I have told the story of a blighted life without reserve, so that there shall not remain any mystery or any dark suspicion connected with my memory if I should be taken away unexpectedly. It has cost me an effort to do it, but now that my life is on record I feel more reconciled to my lot, with all its possibilities, and among these possibilities is a gleam of a better future. I have been told by my advisers, some of them wise, deeply instructed, and kind-hearted men, that such a life-destiny should be related by the subject of it for the instruction of others, and especially for the light it throws on certain peculiarities of human character often wrongly interpreted as due to moral perversion, when they are in reality the results of misdirected or reversed actions in some of the closely connected nervous centres.
For myself I can truly say that I have very little morbid sensibility left with reference to the destiny which has been allotted to me. I have passed through different stages of feeling with reference to it, as I have developed from infancy to manhood.
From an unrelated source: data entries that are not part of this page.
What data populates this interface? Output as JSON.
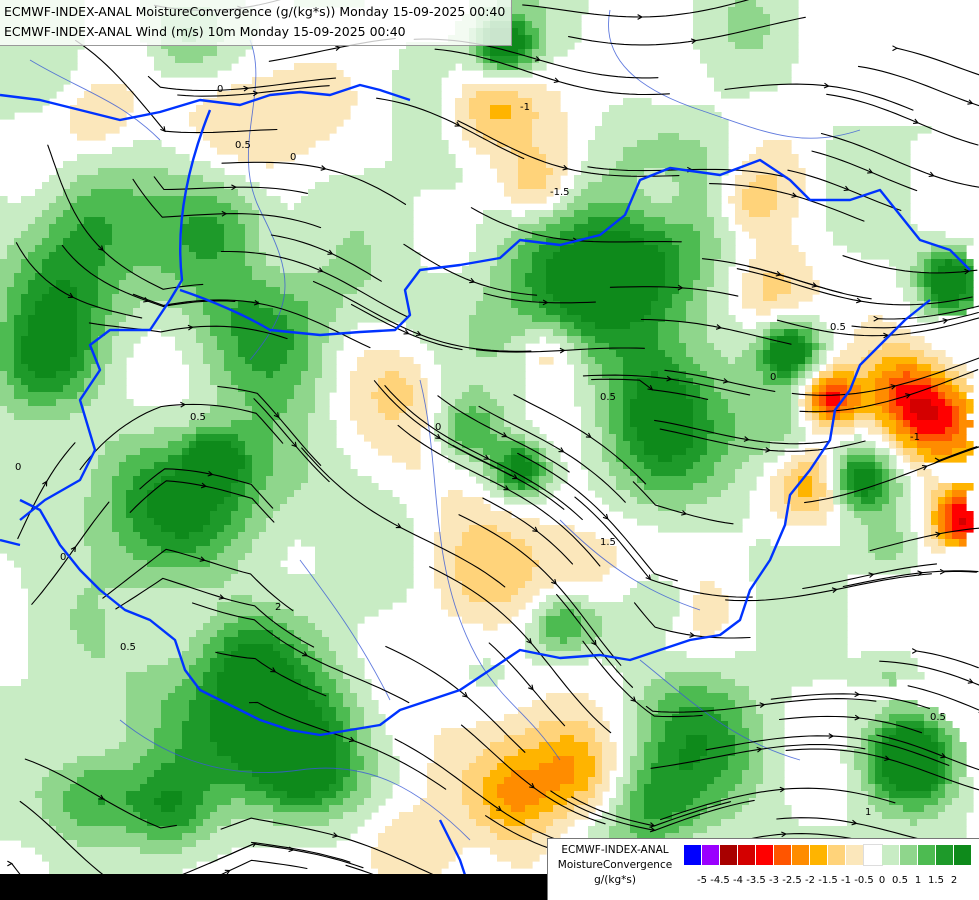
{
  "header": {
    "line1": "ECMWF-INDEX-ANAL MoistureConvergence (g/(kg*s)) Monday 15-09-2025 00:40",
    "line2": "ECMWF-INDEX-ANAL Wind (m/s) 10m Monday 15-09-2025 00:40"
  },
  "legend": {
    "title1": "ECMWF-INDEX-ANAL",
    "title2": "MoistureConvergence",
    "unit": "g/(kg*s)",
    "colors": [
      "#0000ff",
      "#9a00ff",
      "#a80000",
      "#d40000",
      "#ff0000",
      "#ff5500",
      "#ff8c00",
      "#ffb400",
      "#ffd37a",
      "#fbe7bb",
      "#ffffff",
      "#c8ecc4",
      "#8fd68c",
      "#4dbb51",
      "#1e9a2a",
      "#0e8a1b"
    ],
    "ticks": [
      "-5",
      "-4.5",
      "-4",
      "-3.5",
      "-3",
      "-2.5",
      "-2",
      "-1.5",
      "-1",
      "-0.5",
      "0",
      "0.5",
      "1",
      "1.5",
      "2"
    ]
  },
  "map": {
    "contour_labels": [
      "0",
      "0.5",
      "-1",
      "-1.5",
      "1.5",
      "2",
      "0",
      "0.5",
      "0",
      "0.5",
      "-1",
      "0",
      "0.5",
      "0",
      "0.5",
      "1",
      "0",
      "0.5"
    ],
    "colors": {
      "border": "#0033ff",
      "river": "#3a5ad6",
      "stream": "#000000"
    }
  }
}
At first it was mere blind instinct about which I had no thought, living like other infants the life of impressions without language to connect them in series. In my boyhood I began to be deeply conscious of the infirmity which separated me from those around me. In youth began that conflict of emotions and impulses with the antagonistic influence of which I have already spoken, a conflict which has never ceased, but to which I have necessarily become to a certain degree accustomed; and against the dangers of which I have learned to guard myself habitually. That is the meaning of my isolation. You, young man,—if at any time your eyes shall look upon my melancholy record,—you at least will understand me. Does not your heart throb, in the presence of budding or blooming womanhood, sometimes as if it “were ready to crack” with its own excess of strain? What if instead of throbbing it should falter, flutter, and stop as if never to beat again? You, young woman, who with ready belief and tender sympathy will look upon these pages, if they are ever spread before you, know what it is when your breast heaves with uncontrollable emotion and the grip of the bodice seems unendurable as the embrace of the iron virgin of the Inquisition. Think what it would be if the grasp were tightened so that no breath of air could enter your panting chest!
Does your heart beat in the same way, young man, when your honored friend, a venerable matron of seventy years, greets you with her kindly smile as it does in the presence of youthful loveliness? When a pretty child brings you her doll and looks into your eyes with artless grace and trustful simplicity, does your pulse quicken, do you tremble, does life palpitate through your whole being, as when the maiden of seventeen meets your enamored sight in the glow of her rosebud beauty? Wonder not, then, if the period of mystic attraction for you should be that of agitation, terror, danger, to one in whom the natural current of the instincts has had its course changed as that of a stream is changed by a convulsion of nature, so that the impression which is new life to you is death to him.